Таким образом, Чехов в этой книге был скрыт под толстым слоем оптимистического грима и временами напоминал даже не Горького, а каких-нибудь соцреалистов-лакировщиков сороковых годов.
Она вызвала неожиданно благосклонную реплику Бунина, который, впрочем, сразу сменил милость на гнев: “В книге Ермилова попадаются места не плохие. Даже удивительно, что он написал о высказываниях Чехова. <…> Но дальше у него пошла ерунда…”
В учебной литературе еще в середине 1960-х годов Ермилова называли автором, “открывшим новый этап в советском чеховедении”34.
В любой гуманитарной науке советской эпохи проходила невидимая граница между официозом и официальной оппозицией. Книги и статьи печатались в одних журналах и издательствах, проходили через одинаковые издательские и цензурные фильтры, но в результате – по гамбургскому счету – оказывались на разных полюсах.
На самом деле новый этап в советском чеховедении открывали – в это же самое время – совсем иные люди.
Статья Б. М. Эйхенбаума появилась в недавно освобожденном от блокады городе, в опальном в скором будущем журнале “Звезда”. В рукописи она имела пометку: “24 июля 1944 г. (по возвращении из Саратова)”: во время блокады профессора и студенты Ленинградского университета находились в этом волжском городе.
Эйхенбаум любил рифмы судьбы и воспринимал свою деятельность историка литературы как историческую35. Это было его второе обращение к творчеству писателя. Впервые он написал о Чехове ровно тридцать лет назад, к десятилетию со дня смерти. Обе работы имеют одинаковое скромное заглавие – “О Чехове”. Между ними поместились формалистская эпоха бури и натиска со знаменитым манифестом “Как сделана „Шинель“ Гоголя”, годы занятий текстологией, многотомная монография о Толстом, исследования о русской лирике и Лермонтове – почти вся жизнь ученого.
“О Чехове” четырнадцатого года – критическая полемика, построенная на двух простых тезисах: Чехов был эпигоном реализма, колебавшимся между Тургеневым и Толстым, но полностью игнорировавшим Достоевского, а также обнаруживал уклон к аскетизму, интерес к церковности, любовь к образу монаха.
Статья завершалась виньеткой-итогом: “В его художестве все „плотское“ совершенно откололось от „духовного“, поэзия – от прозы, мечта – от действительности.

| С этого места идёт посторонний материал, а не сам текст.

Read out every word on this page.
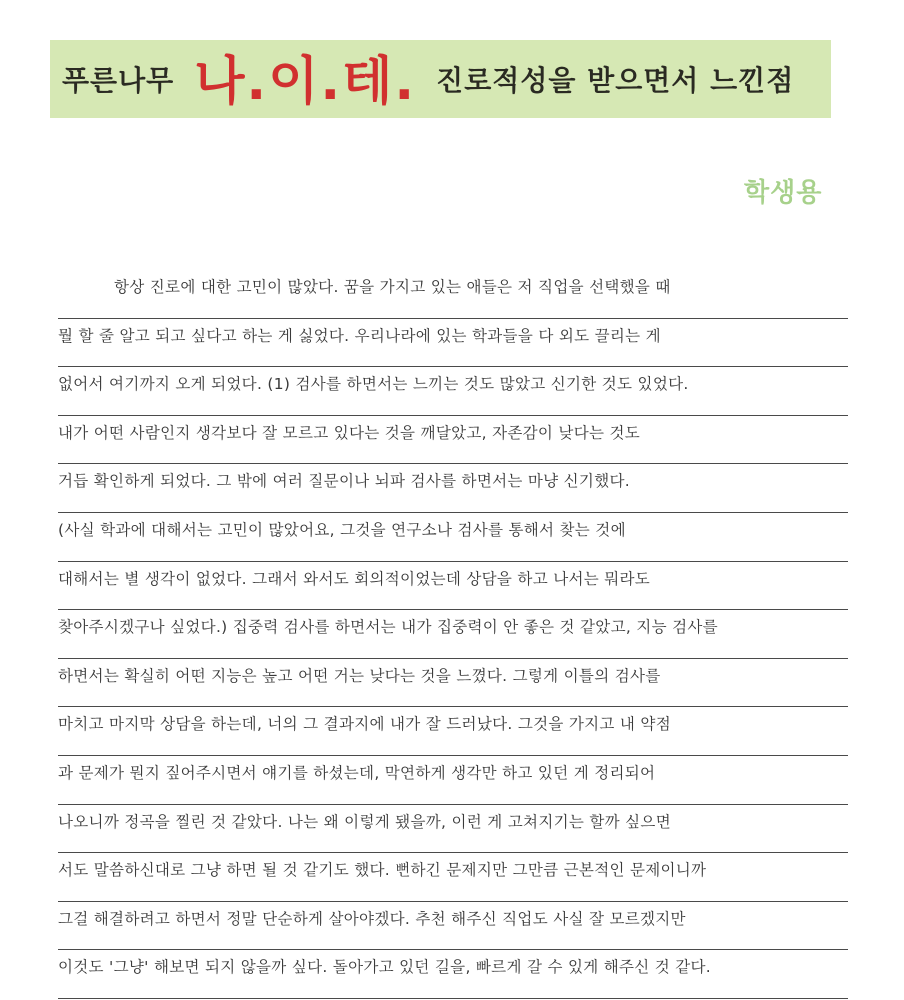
푸른나무 나.이.테. 진로적성을 받으면서 느낀점
학생용
항상 진로에 대한 고민이 많았다. 꿈을 가지고 있는 애들은 저 직업을 선택했을 때
뭘 할 줄 알고 되고 싶다고 하는 게 싫었다. 우리나라에 있는 학과들을 다 외도 끌리는 게
없어서 여기까지 오게 되었다. (1) 검사를 하면서는 느끼는 것도 많았고 신기한 것도 있었다.
내가 어떤 사람인지 생각보다 잘 모르고 있다는 것을 깨달았고, 자존감이 낮다는 것도
거듭 확인하게 되었다. 그 밖에 여러 질문이나 뇌파 검사를 하면서는 마냥 신기했다.
(사실 학과에 대해서는 고민이 많았어요, 그것을 연구소나 검사를 통해서 찾는 것에
대해서는 별 생각이 없었다. 그래서 와서도 회의적이었는데 상담을 하고 나서는 뭐라도
찾아주시겠구나 싶었다.) 집중력 검사를 하면서는 내가 집중력이 안 좋은 것 같았고, 지능 검사를
하면서는 확실히 어떤 지능은 높고 어떤 거는 낮다는 것을 느꼈다. 그렇게 이틀의 검사를
마치고 마지막 상담을 하는데, 너의 그 결과지에 내가 잘 드러났다. 그것을 가지고 내 약점
과 문제가 뭔지 짚어주시면서 얘기를 하셨는데, 막연하게 생각만 하고 있던 게 정리되어
나오니까 정곡을 찔린 것 같았다. 나는 왜 이렇게 됐을까, 이런 게 고쳐지기는 할까 싶으면
서도 말씀하신대로 그냥 하면 될 것 같기도 했다. 뻔하긴 문제지만 그만큼 근본적인 문제이니까
그걸 해결하려고 하면서 정말 단순하게 살아야겠다. 추천 해주신 직업도 사실 잘 모르겠지만
이것도 '그냥' 해보면 되지 않을까 싶다. 돌아가고 있던 길을, 빠르게 갈 수 있게 해주신 것 같다.
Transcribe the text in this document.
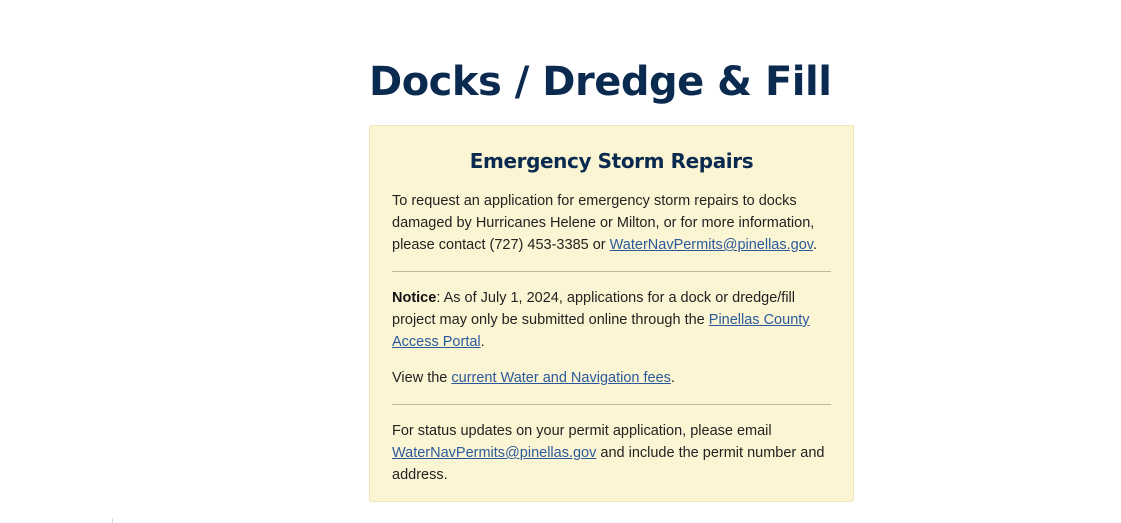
Docks / Dredge & Fill
Emergency Storm Repairs

To request an application for emergency storm repairs to docks damaged by Hurricanes Helene or Milton, or for more information, please contact (727) 453-3385 or WaterNavPermits@pinellas.gov.

Notice: As of July 1, 2024, applications for a dock or dredge/fill project may only be submitted online through the Pinellas County Access Portal.

View the current Water and Navigation fees.

For status updates on your permit application, please email WaterNavPermits@pinellas.gov and include the permit number and address.
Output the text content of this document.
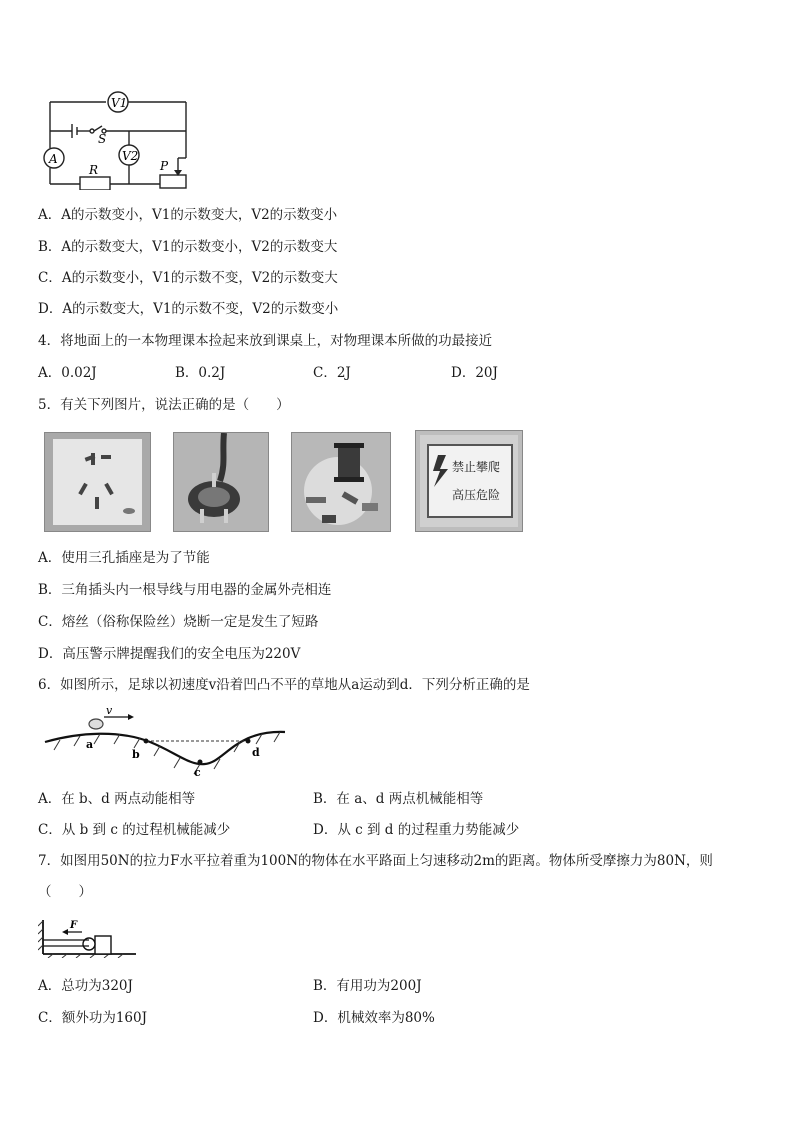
V1
A	V2
S
R	P
A．A的示数变小，V1的示数变大，V2的示数变小
B．A的示数变大，V1的示数变小，V2的示数变大
C．A的示数变小，V1的示数不变，V2的示数变大
D．A的示数变大，V1的示数不变，V2的示数变小
4．将地面上的一本物理课本捡起来放到课桌上，对物理课本所做的功最接近
A．0.02J	B．0.2J	C．2J	D．20J
5．有关下列图片，说法正确的是（　　）
禁止攀爬
高压危险
A．使用三孔插座是为了节能
B．三角插头内一根导线与用电器的金属外壳相连
C．熔丝（俗称保险丝）烧断一定是发生了短路
D．高压警示牌提醒我们的安全电压为220V
6．如图所示，足球以初速度v沿着凹凸不平的草地从a运动到d．下列分析正确的是
v
a
b
c
d
A．在 b、d 两点动能相等	B．在 a、d 两点机械能相等
C．从 b 到 c 的过程机械能减少	D．从 c 到 d 的过程重力势能减少
7．如图用50N的拉力F水平拉着重为100N的物体在水平路面上匀速移动2m的距离。物体所受摩擦力为80N，则
（　　）
F
A．总功为320J	B．有用功为200J
C．额外功为160J	D．机械效率为80%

И это оттого, что настоящий, толстовский реализм завершал в Чехове свой круг. Чехов нес на себе тяжелый крест эпигонства и мечтал об акафисте. Он сам чувствовал тяжесть этой ноши и облегчал ее только юмором, которым щедро наделила его природа” 36.
Через тридцать лет Эйхенбаум полемизирует не только с чеховскими современниками, но и самим собой. Сохраняя некоторые из прежних наблюдений, он придает им совсем иной смысл, встраивает в широкую историческую концепцию.